With my estimable co-host on the issue of the Army using Spanish recruiting stickers – I also imagine that I’ll end up disagreeing with a lot of conservative bloggers on this issue.

See, here’s the thing – to me, it’s a smart recruiting idea to use Spanish language recruiting tools.  Like it not, this country has a large group of individuals that speak Spanish as their first language, and English as their second.  Since you can’t join the Army if you’re an illegal alien, then I don’t care what language is your first when you make the choice to defend your country.

The other reason that this is a total non-issue is because all of the military’s testing material is in English anyway, so it’s not like you could actually pass the exams or anything without a functional understanding of English.

Honestly, I don’t understand why people would care if the Army was recruiting in Spanish.  Personally, I think it’s a great idea.  The military has a proud history of giving opportunities to immigrants and their children, why should the modern generation be any different?  The important thing to see when a young kid who speaks Spanish as his first language signs up for the Army isn’t a Hispanic kid, but rather a young American making the choice to serve his country, regardless of where his parents were born.  I’d much rather be proud of that man for his decision to serve than get all upset because he doesn’t speak perfect English.

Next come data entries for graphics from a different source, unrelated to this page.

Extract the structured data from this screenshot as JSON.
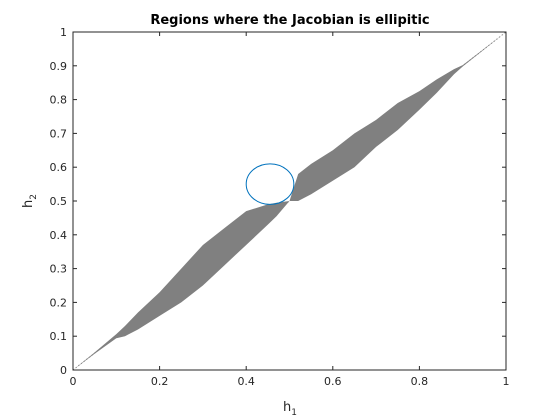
{
  "chart_data": {
    "type": "scatter",
    "title": "Regions where the Jacobian is ellipitic",
    "xlabel": {
      "base": "h",
      "sub": "1"
    },
    "ylabel": {
      "base": "h",
      "sub": "2"
    },
    "xlim": [
      0,
      1
    ],
    "ylim": [
      0,
      1
    ],
    "grid": false,
    "x_ticks": [
      "0",
      "0.2",
      "0.4",
      "0.6",
      "0.8",
      "1"
    ],
    "x_tick_values": [
      0,
      0.2,
      0.4,
      0.6,
      0.8,
      1
    ],
    "y_ticks": [
      "0",
      "0.1",
      "0.2",
      "0.3",
      "0.4",
      "0.5",
      "0.6",
      "0.7",
      "0.8",
      "0.9",
      "1"
    ],
    "y_tick_values": [
      0,
      0.1,
      0.2,
      0.3,
      0.4,
      0.5,
      0.6,
      0.7,
      0.8,
      0.9,
      1
    ],
    "elliptic_region": {
      "color": "#808080",
      "profile": [
        {
          "h1": 0.0,
          "lower": 0.0,
          "upper": 0.0
        },
        {
          "h1": 0.05,
          "lower": 0.048,
          "upper": 0.052
        },
        {
          "h1": 0.1,
          "lower": 0.094,
          "upper": 0.106
        },
        {
          "h1": 0.12,
          "lower": 0.1,
          "upper": 0.13
        },
        {
          "h1": 0.15,
          "lower": 0.12,
          "upper": 0.17
        },
        {
          "h1": 0.2,
          "lower": 0.16,
          "upper": 0.23
        },
        {
          "h1": 0.25,
          "lower": 0.2,
          "upper": 0.3
        },
        {
          "h1": 0.3,
          "lower": 0.25,
          "upper": 0.37
        },
        {
          "h1": 0.35,
          "lower": 0.31,
          "upper": 0.42
        },
        {
          "h1": 0.4,
          "lower": 0.37,
          "upper": 0.47
        },
        {
          "h1": 0.45,
          "lower": 0.43,
          "upper": 0.49
        },
        {
          "h1": 0.47,
          "lower": 0.455,
          "upper": 0.495
        },
        {
          "h1": 0.5,
          "lower": 0.5,
          "upper": 0.5
        },
        {
          "h1": 0.52,
          "lower": 0.5,
          "upper": 0.58
        },
        {
          "h1": 0.55,
          "lower": 0.52,
          "upper": 0.61
        },
        {
          "h1": 0.6,
          "lower": 0.56,
          "upper": 0.65
        },
        {
          "h1": 0.65,
          "lower": 0.6,
          "upper": 0.7
        },
        {
          "h1": 0.7,
          "lower": 0.66,
          "upper": 0.74
        },
        {
          "h1": 0.75,
          "lower": 0.71,
          "upper": 0.79
        },
        {
          "h1": 0.8,
          "lower": 0.77,
          "upper": 0.825
        },
        {
          "h1": 0.84,
          "lower": 0.82,
          "upper": 0.86
        },
        {
          "h1": 0.88,
          "lower": 0.875,
          "upper": 0.89
        },
        {
          "h1": 0.9,
          "lower": 0.898,
          "upper": 0.902
        },
        {
          "h1": 1.0,
          "lower": 1.0,
          "upper": 1.0
        }
      ]
    },
    "diagonal_line": {
      "x": [
        0,
        1
      ],
      "y": [
        0,
        1
      ],
      "color": "#808080",
      "style": "dotted"
    },
    "circle": {
      "cx": 0.455,
      "cy": 0.55,
      "rx": 0.055,
      "ry": 0.06,
      "color": "#0072BD"
    }
  }
}
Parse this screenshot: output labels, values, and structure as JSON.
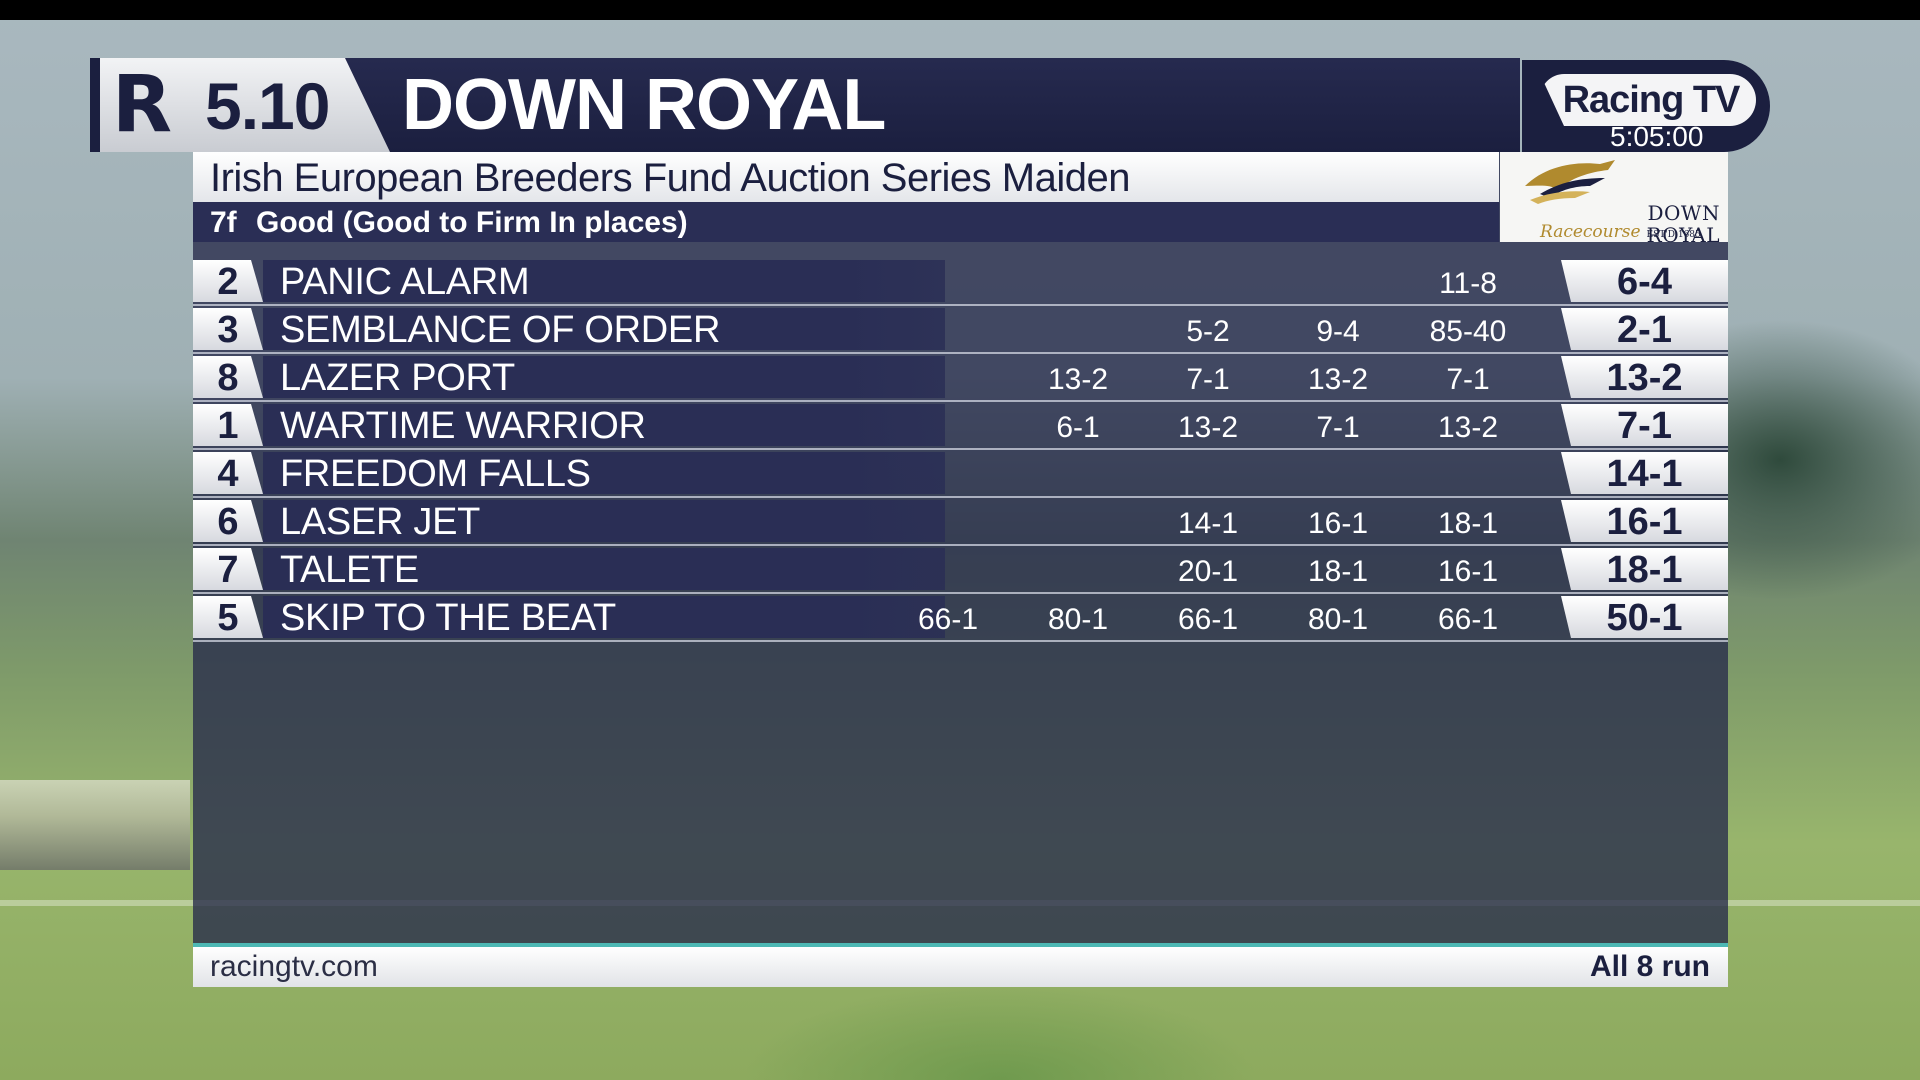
{
  "broadcaster": {
    "name": "Racing TV",
    "clock": "5:05:00"
  },
  "race": {
    "time": "5.10",
    "venue": "DOWN ROYAL",
    "name": "Irish European Breeders Fund Auction Series Maiden",
    "distance": "7f",
    "going": "Good (Good to Firm In places)"
  },
  "course_logo": {
    "name": "DOWN ROYAL",
    "sub": "Racecourse",
    "est": "EST'D 1685"
  },
  "runners": [
    {
      "number": "2",
      "name": "PANIC ALARM",
      "history": [
        "",
        "",
        "",
        "",
        "11-8"
      ],
      "price": "6-4"
    },
    {
      "number": "3",
      "name": "SEMBLANCE OF ORDER",
      "history": [
        "",
        "",
        "5-2",
        "9-4",
        "85-40"
      ],
      "price": "2-1"
    },
    {
      "number": "8",
      "name": "LAZER PORT",
      "history": [
        "",
        "13-2",
        "7-1",
        "13-2",
        "7-1"
      ],
      "price": "13-2"
    },
    {
      "number": "1",
      "name": "WARTIME WARRIOR",
      "history": [
        "",
        "6-1",
        "13-2",
        "7-1",
        "13-2"
      ],
      "price": "7-1"
    },
    {
      "number": "4",
      "name": "FREEDOM FALLS",
      "history": [
        "",
        "",
        "",
        "",
        ""
      ],
      "price": "14-1"
    },
    {
      "number": "6",
      "name": "LASER JET",
      "history": [
        "",
        "",
        "14-1",
        "16-1",
        "18-1"
      ],
      "price": "16-1"
    },
    {
      "number": "7",
      "name": "TALETE",
      "history": [
        "",
        "",
        "20-1",
        "18-1",
        "16-1"
      ],
      "price": "18-1"
    },
    {
      "number": "5",
      "name": "SKIP TO THE BEAT",
      "history": [
        "66-1",
        "80-1",
        "66-1",
        "80-1",
        "66-1"
      ],
      "price": "50-1"
    }
  ],
  "footer": {
    "url": "racingtv.com",
    "runners_note": "All 8 run"
  },
  "colors": {
    "navy": "#1b1f3f",
    "accent_teal": "#4db8b4",
    "gold": "#b08a2e"
  }
}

5 thoughts on “I disagree”

  1. As long as communication isn’t a problem, I agree 100%. But you not only have to have a firm grasp of the English language, but you have to speak it well enough that on a static-saturated radio, while under enemy fire, you can direct precision close air support. Most hispanic children raised in the US are completely fluent in English, with very little accent if any.

  2. I might be upset if I were to be recruited in my native language, just to join and find out it was illegal (against policy) to speak it while conducting official business.

    Unless they’ve changed that policy in recent years, you have to speak english while conducting Army business, and you have to speak it well enough for others to understand you.

    It may not be wrong, but it’s not the smartest thing they’ve come up with. Better than “An Army of One” though. That was dumb.

  3. Just like the big push lately with advertising to get parents to be okay with their offspring’s decision to join the military, advertising in Spanish (whether directed at the potential soldier or their parents) could certainly help to get the folks behind the decision. That’s got to help recruiting.

  4. Well, actual ethnic nationalists would never* fight for an “oppressor” state, so they would never join.

    *Except for the Honky Nationalists.

  5. If it makes sense anywhere, it makes perfect sense in Puerto Rico.

    Thousands of Puerto Ricans are in the Regular Army; thousands more are in the Puerto Rican National Guard. The Regular Army Soldiers get by as best they can, often learning English in Basic Training (Basic’s hard enough without trying to learn a new language as well, so kudos to them), but the National Guard Soldiers pretty much stick to Spanish, except in “mixed” company or on the radio.